Tokens are the basic unit of text that AI language models work with. Understanding what they are takes about two minutes. Understanding what they explain about AI behavior takes a little longer, and it's worth it.
A token is roughly equivalent to a word, but not exactly. Common short words like "the" or "and" are usually one token each. Longer or less common words often get split into two or more tokens. The word "tokenization" might be broken into "token" and "ization." A word in a language the model has less training data for might be broken into even smaller pieces. Punctuation, spaces, and line breaks are tokens too. As a rough rule of thumb, one token is approximately four characters of English text, which works out to about 75 words per 100 tokens.
Why does this matter? Because AI language models don't process unlimited amounts of text at once. Every model has what's called a context window, which is the maximum number of tokens it can hold in its working memory at one time. That includes your input, any background instructions, and the response it's generating. When you hit that limit, the model can't see what came before it. In a long conversation, earlier parts of the exchange can effectively disappear from the model's awareness. This is why AI tools sometimes seem to forget what you told them at the start of a long session. They haven't malfunctioned. They've simply run out of room.
Tokens also explain why AI tools aren't free to operate at scale. The cost of running a language model is largely calculated in tokens, both the ones coming in and the ones going out. When organizations think about deploying AI across their operations, token consumption is one of the main variables they're managing. A system that processes thousands of customer queries a day is processing millions of tokens, and that has a direct cost attached to it. Understanding tokens is part of understanding the economics of AI at scale.
There's a practical implication here for anyone using AI tools at work. The way you write your prompts affects how many tokens you use, and more importantly, it affects how much of the context window is available for the model to work with. Verbose instructions, long pasted documents, and extended back-and-forth conversations all consume tokens. Being concise isn't just good communication practice when working with AI. It's also more efficient in a technical sense.

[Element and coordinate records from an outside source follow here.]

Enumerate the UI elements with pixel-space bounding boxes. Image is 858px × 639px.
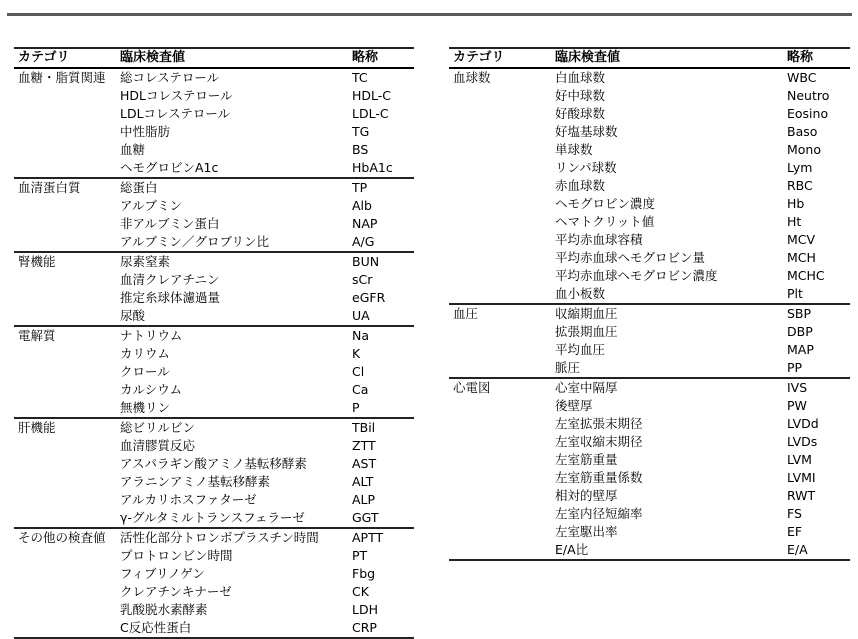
test-name-cell: 左室収縮末期径 [555,434,643,449]
header-row [14,48,414,68]
category-cell [14,565,116,583]
test-name-cell: 中性脂肪 [120,124,171,139]
top-rule-divider [7,13,852,16]
category-cell: 血清蛋白質 [14,178,116,197]
abbreviation-cell: LVMI [787,470,816,485]
abbreviation-cell: NAP [352,216,378,231]
category-cell [14,363,116,381]
category-cell: 血糖・脂質関連 [18,70,106,85]
test-name-cell: 白血球数 [555,70,606,85]
category-cell [449,285,551,304]
test-name-cell: 尿素窒素 [116,252,348,271]
abbreviation-cell: CRP [348,619,414,638]
table-row [14,583,414,601]
category-cell [14,215,116,233]
test-name-cell: 無機リン [120,400,171,415]
table-row [14,381,414,399]
category-cell [14,547,116,565]
test-name-cell: 血小板数 [555,286,606,301]
test-name-cell: 単球数 [555,142,593,157]
category-cell [14,509,116,528]
test-name-cell: 脈圧 [555,360,581,375]
test-name-cell: ナトリウム [116,326,348,345]
table-row [449,141,850,159]
category-cell [449,177,551,195]
header-abbr: 略称 [348,48,414,68]
header-test: 臨床検査値 [116,48,348,68]
table-row [14,363,414,381]
abbreviation-cell: sCr [352,272,373,287]
abbreviation-cell: Fbg [352,566,376,581]
test-name-cell: 平均赤血球ヘモグロビン濃度 [555,268,718,283]
abbreviation-cell: LDL-C [352,106,389,121]
abbreviation-cell: TG [352,124,370,139]
category-cell [449,105,551,123]
category-cell [449,397,551,415]
test-name-cell: リンパ球数 [555,160,617,175]
test-name-cell: 活性化部分トロンボプラスチン時間 [116,528,348,547]
test-name-cell: アルカリホスファターゼ [120,492,257,507]
category-cell: 心電図 [449,378,551,397]
abbreviation-cell: Baso [787,124,818,139]
test-name-cell: 相対的壁厚 [555,488,618,503]
test-name-cell: 総蛋白 [116,178,348,197]
abbreviation-cell: A/G [352,234,375,249]
test-name-cell: γ-グルタミルトランスフェラーゼ [120,510,305,525]
table-row [14,509,414,528]
test-name-cell: アルブミン [120,198,183,213]
category-cell [449,359,551,378]
abbreviation-cell: ALP [352,492,376,507]
category-cell [449,87,551,105]
abbreviation-cell: PW [787,398,807,413]
test-name-cell: 平均赤血球ヘモグロビン量 [555,250,706,265]
table-row [449,249,850,267]
category-cell [449,267,551,285]
table-row [14,399,414,418]
table-row [14,87,414,105]
abbreviation-cell: PT [352,548,368,563]
table-row [14,159,414,178]
test-name-cell: アスパラギン酸アミノ基転移酵素 [120,456,307,471]
header-test: 臨床検査値 [551,48,783,68]
abbreviation-cell: LVDd [787,416,819,431]
header-category: カテゴリ [449,48,551,68]
abbreviation-cell: PP [787,360,803,375]
table-row [14,178,414,197]
test-name-cell: HDLコレステロール [120,88,233,103]
abbreviation-cell: HbA1c [352,160,393,175]
abbreviation-cell: GGT [352,510,379,525]
table-row [449,469,850,487]
test-name-cell: 乳酸脱水素酵素 [120,602,208,617]
test-name-cell: 心室中隔厚 [551,378,783,397]
lab-values-table-right [449,47,850,561]
test-name-cell: 総ビリルビン [116,418,348,437]
test-name-cell: アラニンアミノ基転移酵素 [120,474,271,489]
test-name-cell: プロトロンビン時間 [120,548,233,563]
table-row [14,601,414,619]
abbreviation-cell: RWT [787,488,816,503]
abbreviation-cell: Ca [352,382,369,397]
table-row [14,271,414,289]
table-row [449,415,850,433]
test-name-cell: 好酸球数 [555,106,606,121]
test-name-cell: 総コレステロール [120,70,220,85]
category-cell [14,197,116,215]
category-cell: 血圧 [449,304,551,323]
abbreviation-cell: Eosino [787,106,829,121]
test-name-cell: 推定糸球体濾過量 [120,290,221,305]
abbreviation-cell: EF [787,524,803,539]
category-cell [449,341,551,359]
test-name-cell: 左室筋重量係数 [555,470,643,485]
table-row [14,418,414,437]
category-cell [14,271,116,289]
abbreviation-cell: HDL-C [352,88,392,103]
category-cell [14,491,116,509]
table-row [449,105,850,123]
test-name-cell: 血清膠質反応 [120,438,196,453]
abbreviation-cell: DBP [787,324,813,339]
abbreviation-cell: WBC [787,70,817,85]
table-row [449,68,850,87]
test-name-cell: 血糖 [120,142,146,157]
test-name-cell: ヘモグロビン濃度 [555,196,656,211]
test-name-cell: 収縮期血圧 [551,304,783,323]
test-name-cell: 好中球数 [555,88,606,103]
header-category: カテゴリ [14,48,116,68]
test-name-cell: クロール [120,364,170,379]
abbreviation-cell: P [352,400,360,415]
test-name-cell: 拡張期血圧 [555,324,618,339]
category-cell [449,123,551,141]
abbreviation-cell: APTT [348,528,414,547]
table-row [14,289,414,307]
abbreviation-cell: TC [352,70,368,85]
category-cell [449,451,551,469]
table-row [14,326,414,345]
category-cell [14,87,116,105]
test-name-cell: カリウム [120,346,170,361]
abbreviation-cell: eGFR [352,290,386,305]
table-row [449,177,850,195]
abbreviation-cell: LVM [787,452,812,467]
table-row [14,123,414,141]
table-row [14,233,414,252]
abbreviation-cell: Hb [787,196,805,211]
abbreviation-cell: Plt [787,286,803,301]
header-row [449,48,850,68]
table-row [449,378,850,397]
category-cell [449,469,551,487]
test-name-cell: カルシウム [120,382,183,397]
test-name-cell: 好塩基球数 [555,124,618,139]
abbreviation-cell: K [352,346,361,361]
table-row [449,285,850,304]
table-row [14,437,414,455]
abbreviation-cell: Na [348,326,414,345]
abbreviation-cell: ALT [352,474,374,489]
category-cell [14,289,116,307]
test-name-cell: 左室内径短縮率 [555,506,643,521]
abbreviation-cell: MAP [787,342,814,357]
category-cell [14,455,116,473]
category-cell [449,541,551,560]
category-cell [14,307,116,326]
table-row [14,565,414,583]
test-name-cell: C反応性蛋白 [116,619,348,638]
abbreviation-cell: TP [348,178,414,197]
abbreviation-cell: RBC [787,178,813,193]
table-row [449,505,850,523]
table-row [449,87,850,105]
abbreviation-cell: LVDs [787,434,818,449]
category-cell [14,473,116,491]
test-name-cell: 血清クレアチニン [120,272,220,287]
category-cell [449,505,551,523]
category-cell: 肝機能 [14,418,116,437]
category-cell [14,601,116,619]
category-cell [14,159,116,178]
test-name-cell: LDLコレステロール [120,106,231,121]
abbreviation-cell: BUN [348,252,414,271]
table-row [449,213,850,231]
category-cell [449,323,551,341]
table-body-left [14,68,414,638]
category-cell [14,399,116,418]
table-row [449,451,850,469]
abbreviation-cell: Lym [787,160,813,175]
category-cell [449,523,551,541]
table-row [14,68,414,87]
test-name-cell: 尿酸 [120,308,146,323]
table-body-right [449,68,850,560]
category-cell [449,141,551,159]
test-name-cell: 赤血球数 [555,178,606,193]
test-name-cell: フィブリノゲン [120,566,205,581]
table-row [14,547,414,565]
abbreviation-cell: BS [352,142,369,157]
test-name-cell: ヘモグロビンA1c [120,160,219,175]
category-cell [14,583,116,601]
table-row [449,195,850,213]
table-row [449,487,850,505]
table-row [14,307,414,326]
abbreviation-cell: Alb [352,198,372,213]
abbreviation-cell: CK [352,584,369,599]
category-cell [449,433,551,451]
category-cell [14,345,116,363]
category-cell [14,437,116,455]
category-cell: その他の検査値 [14,528,116,547]
abbreviation-cell: Neutro [787,88,830,103]
category-cell [14,105,116,123]
abbreviation-cell: MCH [787,250,816,265]
test-name-cell: 左室駆出率 [555,524,618,539]
category-cell: 血球数 [453,70,491,85]
abbreviation-cell: ZTT [352,438,376,453]
abbreviation-cell: MCHC [787,268,825,283]
table-row [449,123,850,141]
category-cell [14,381,116,399]
category-cell [14,123,116,141]
category-cell [449,249,551,267]
table-row [449,267,850,285]
abbreviation-cell: UA [352,308,370,323]
table-row [449,359,850,378]
category-cell: 電解質 [14,326,116,345]
abbreviation-cell: SBP [783,304,850,323]
category-cell [449,487,551,505]
table-row [449,433,850,451]
category-cell [449,213,551,231]
category-cell [449,195,551,213]
table-row [14,105,414,123]
abbreviation-cell: E/A [783,541,850,560]
lab-values-table-left [14,47,414,639]
table-row [14,345,414,363]
table-row [14,528,414,547]
table-row [14,491,414,509]
test-name-cell: 非アルブミン蛋白 [120,216,220,231]
category-cell [14,619,116,638]
abbreviation-cell: Mono [787,142,822,157]
table-row [14,141,414,159]
test-name-cell: クレアチンキナーゼ [120,584,232,599]
abbreviation-cell: FS [787,506,802,521]
table-row [449,231,850,249]
category-cell: 腎機能 [14,252,116,271]
category-cell [14,233,116,252]
table-row [14,619,414,638]
test-name-cell: 平均血圧 [555,342,606,357]
abbreviation-cell: AST [352,456,377,471]
header-abbr: 略称 [783,48,850,68]
test-name-cell: アルブミン／グロブリン比 [120,234,270,249]
test-name-cell: 左室拡張末期径 [555,416,643,431]
test-name-cell: E/A比 [551,541,783,560]
table-row [449,523,850,541]
abbreviation-cell: Ht [787,214,802,229]
table-row [14,252,414,271]
table-row [14,215,414,233]
abbreviation-cell: LDH [352,602,378,617]
table-row [449,159,850,177]
category-cell [449,415,551,433]
abbreviation-cell: MCV [787,232,816,247]
test-name-cell: ヘマトクリット値 [555,214,655,229]
test-name-cell: 後壁厚 [555,398,593,413]
table-row [449,304,850,323]
table-row [449,397,850,415]
test-name-cell: 左室筋重量 [555,452,618,467]
abbreviation-cell: TBil [348,418,414,437]
abbreviation-cell: IVS [783,378,850,397]
test-name-cell: 平均赤血球容積 [555,232,643,247]
table-row [14,197,414,215]
table-row [449,541,850,560]
table-row [449,341,850,359]
abbreviation-cell: Cl [352,364,365,379]
table-row [14,473,414,491]
table-row [449,323,850,341]
category-cell [449,231,551,249]
category-cell [449,159,551,177]
category-cell [14,141,116,159]
table-row [14,455,414,473]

None of this requires any technical background to act on. You don't need to count tokens or think about them consciously in most situations. But knowing they exist, knowing that AI models have a working memory limit measured in them, and knowing that the cost and behavior of AI systems is bound up in them gives you a more accurate mental model of what's actually happening when you use these tools. And a more accurate mental model tends to make you better at using them.